Uma ala da prisão de Tihar, em Dili (Índia), destina-se exclusivamente a sogras. A sogras que mataram ou contribuíram para matar as noras, numa forma de violência doméstica que assume proporções crescentes. Segundo dados do Governo indiano, entre 2013 e 2015, morreram cerca de 25 mil mulheres, assassinadas ou levadas ao suicídio por mulheres da família do marido, frequentemente em colaboração com o próprio. Números que, reconhecem, são provavelmente apenas a ponta do iceberg, já que é um crime que família e polícia tendem a encobrir.
Isso mesmo. Sogras que espancaram, envenenaram ou imolaram pelo fogo, como aconteceu com Kati Nagbami, incendiada na cozinha, ou com Jaswinder, estrangulada pela mãe do marido, ou Rajyalakshmi, de 19 anos, que se suicidou depois de estar sequestrada durante meses. Chamam-lhes “Assassinos por Dote”, porque o motivo do crime está diretamente ligado à insatisfação perante a riqueza que as noivas trazem consigo e ao desejo de lhes extorquirem mais. As barbaridades associadas a esta prática levaram a que o dote fosse proibido nos anos 60 do século passado, mas o crescente número de mulheres assassinadas deixa bem claro que não só nada mudou como até se agravou, resultado provável de uma sociedade de consumo desenfreada, em que o casamento de um filho representa a única forma de se aceder a bens que de outra forma seriam inalcançáveis – até por uma televisão. Mata-se em todas as classes sociais, religiões e regiões do país.
A jurista da Universidade de Denver, nos EUA, Rashmi Goel faz do fenómeno uma leitura mais profunda. Em «Women Who Kill Women» («Mulheres que Matam Mulheres»), propõe-se entender o que produz esta violência que, afirma, contraria as estatísticas globais que indicam que as mulheres raramente matam.
Começa pelo enquadramento: num país com dez milhões de casamentos por ano, mais de 90% continuam a ser combinados entre famílias, havendo lugar a dote, agora mascarado de “presentes de casamento” que, obviamente, nenhuma legislação consegue proibir.
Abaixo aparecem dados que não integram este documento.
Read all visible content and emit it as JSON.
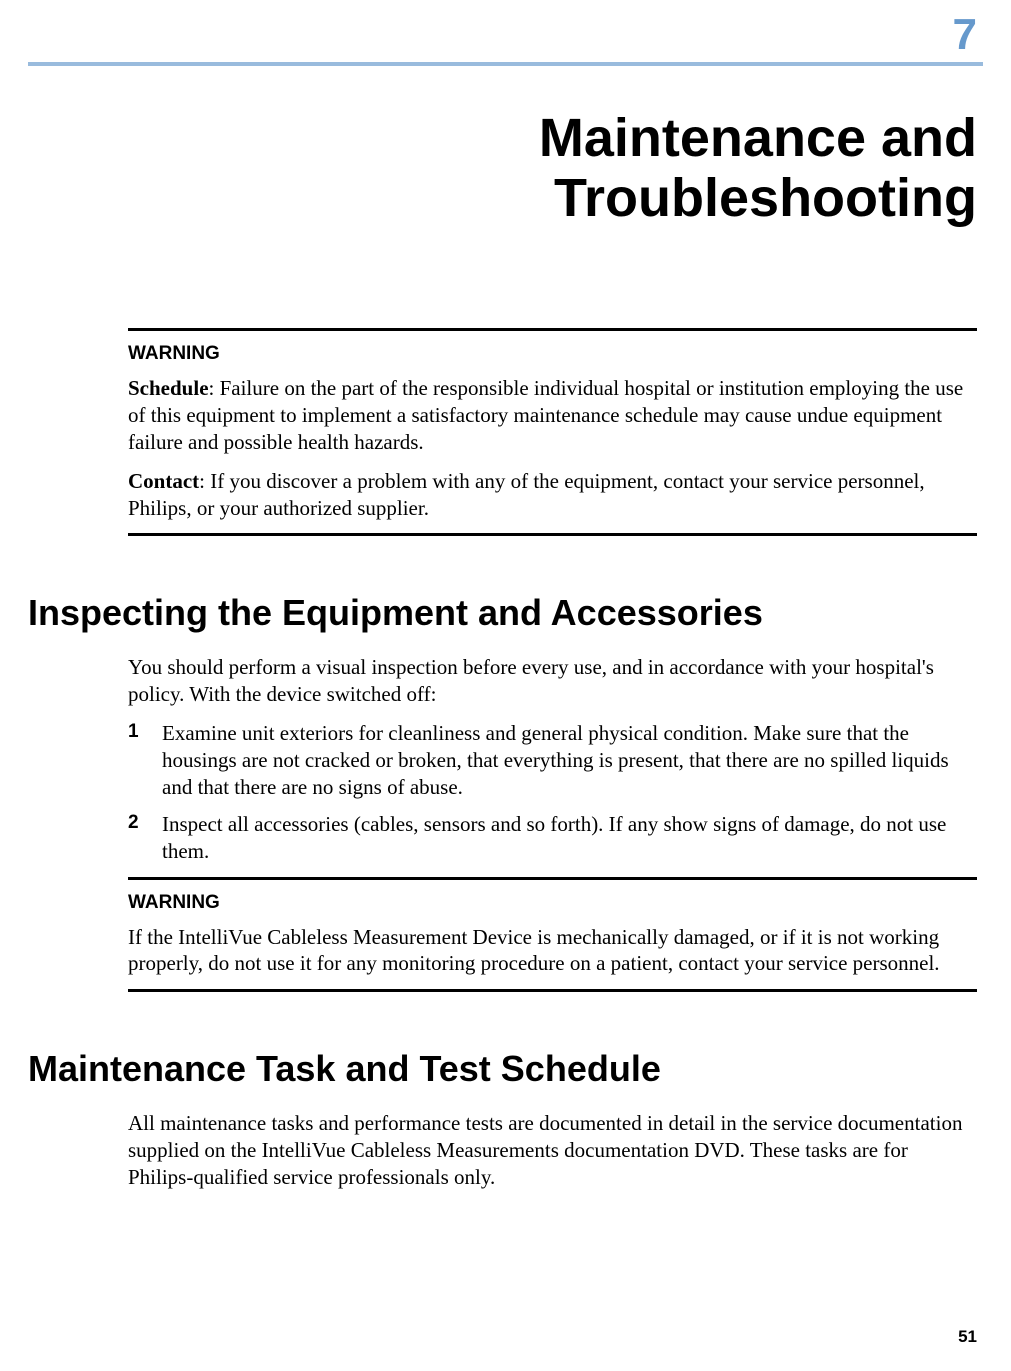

E quanto mais desejável o noivo, mais alto é o valor requerido, que terá de compensar os custos com a sua educação, como se fosse um investimento de que se espera bom retorno. Rahsmi Goel sintetiza: “Para alguns, uma nora é o caminho para a riqueza e a sua presença um encargo necessário para lá chegar.”
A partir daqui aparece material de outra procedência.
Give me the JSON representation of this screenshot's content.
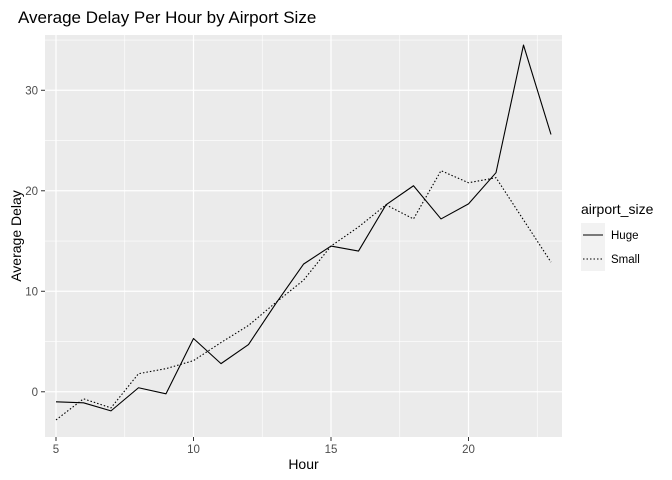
{
  "chart_data": {
    "type": "line",
    "title": "Average Delay Per Hour by Airport Size",
    "xlabel": "Hour",
    "ylabel": "Average Delay",
    "xlim": [
      4.6,
      23.4
    ],
    "ylim": [
      -4.5,
      35.5
    ],
    "x_ticks": [
      5,
      10,
      15,
      20
    ],
    "y_ticks": [
      0,
      10,
      20,
      30
    ],
    "grid": true,
    "legend": {
      "title": "airport_size",
      "placement": "right"
    },
    "series": [
      {
        "name": "Huge",
        "line_style": "solid",
        "x": [
          5,
          6,
          7,
          8,
          9,
          10,
          11,
          12,
          13,
          14,
          15,
          16,
          17,
          18,
          19,
          20,
          21,
          22,
          23
        ],
        "y": [
          -1.0,
          -1.1,
          -1.9,
          0.4,
          -0.2,
          5.3,
          2.8,
          4.7,
          8.8,
          12.7,
          14.5,
          14.0,
          18.6,
          20.5,
          17.2,
          18.7,
          21.8,
          34.5,
          25.6
        ]
      },
      {
        "name": "Small",
        "line_style": "dotted",
        "x": [
          5,
          6,
          7,
          8,
          9,
          10,
          11,
          12,
          13,
          14,
          15,
          16,
          17,
          18,
          19,
          20,
          21,
          22,
          23
        ],
        "y": [
          -2.8,
          -0.7,
          -1.6,
          1.8,
          2.3,
          3.1,
          4.9,
          6.6,
          8.9,
          11.1,
          14.5,
          16.4,
          18.6,
          17.2,
          22.0,
          20.8,
          21.3,
          17.1,
          12.9
        ]
      }
    ]
  }
}
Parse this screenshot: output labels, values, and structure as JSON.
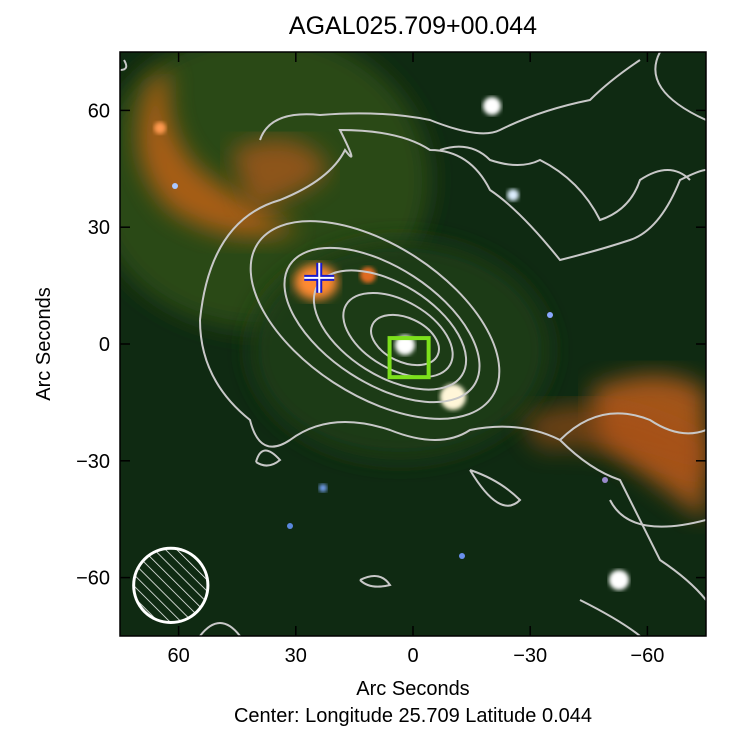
{
  "chart_data": {
    "type": "image",
    "title": "AGAL025.709+00.044",
    "x_label": "Arc Seconds",
    "y_label": "Arc Seconds",
    "caption": "Center:  Longitude 25.709 Latitude 0.044",
    "xlim": [
      75,
      -75
    ],
    "ylim": [
      -75,
      75
    ],
    "xticks": [
      60,
      30,
      0,
      {
        "value": -30,
        "label": "−30"
      },
      {
        "value": -60,
        "label": "−60"
      }
    ],
    "yticks": [
      {
        "value": -60,
        "label": "−60"
      },
      {
        "value": -30,
        "label": "−30"
      },
      0,
      30,
      60
    ],
    "cross": {
      "x": 24,
      "y": 17,
      "color": "#1a1acc"
    },
    "box": {
      "x": 1,
      "y": -3.5,
      "size": 10,
      "color": "#7de01c"
    },
    "beam": {
      "x": 62,
      "y": -62,
      "diameter": 19
    }
  }
}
Mas a investigadora, deixando claro que não quer desculpar as sogras, acredita que a explicação se prende com a poderosa sociedade patriarcal indiana. As mulheres desvalorizadas tendem a desvalorizar as outras mulheres, as sogras foram provavelmente noras maltratadas que, quando atingem o estatuto, perpetuam a cadeia. Pensam qualquer coisa como: “Se fui obediente e servil, se servi e enriqueci a família do meu marido, porque é que tu não fazes o mesmo?” Simplesmente, do outro lado, estão agora mulheres com habilitações académicas, que até conheceram um início de carreira (que o casamento obriga a deixar) e, felizmente, se rebelam contra esta escravidão.
Por outro lado, quando o poder é dos homens, ser mãe de um homem é um trunfo valioso, de que não se abre mão facilmente, nem tão-pouco se partilha. A nora é, por isso, um inimigo, neste caso, a abater.
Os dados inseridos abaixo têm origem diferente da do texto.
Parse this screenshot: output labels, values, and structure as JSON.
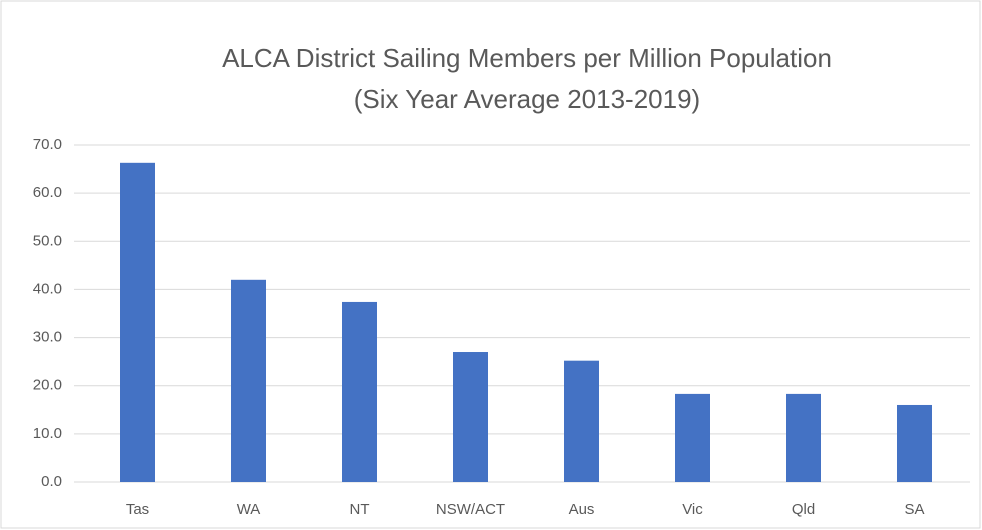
{
  "chart_data": {
    "type": "bar",
    "title": "ALCA District Sailing Members per Million Population",
    "subtitle": "(Six Year Average 2013-2019)",
    "categories": [
      "Tas",
      "WA",
      "NT",
      "NSW/ACT",
      "Aus",
      "Vic",
      "Qld",
      "SA"
    ],
    "values": [
      66.3,
      42.0,
      37.4,
      27.0,
      25.2,
      18.3,
      18.3,
      16.0
    ],
    "color": "#4472c4",
    "ylim": [
      0,
      70
    ],
    "yticks": [
      {
        "value": 0,
        "label": "0.0"
      },
      {
        "value": 10,
        "label": "10.0"
      },
      {
        "value": 20,
        "label": "20.0"
      },
      {
        "value": 30,
        "label": "30.0"
      },
      {
        "value": 40,
        "label": "40.0"
      },
      {
        "value": 50,
        "label": "50.0"
      },
      {
        "value": 60,
        "label": "60.0"
      },
      {
        "value": 70,
        "label": "70.0"
      }
    ],
    "grid": true
  }
}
A investigadora reconhece que se queremos respeitar as mulheres como seres humanos capazes de fazer escolhas, temos de reconhecer que são também responsáveis pelas más escolhas que fazem. Mas assegura que nada mudará na Índia se os legisladores e os tribunais, a par das condenações severas para estes casos (que já acontecem), simultaneamente continuarem a promover a inferioridade das mulheres no casamento e na sociedade. Mesmo depois de mortas, estas sentenças continuam a pregar a necessidade de esposas submissas e obedientes.
Decididamente, não se prevê para breve a desativação da ala das “velhinhas” em Tihar, nem tantas vidas cruelmente desperdiçadas.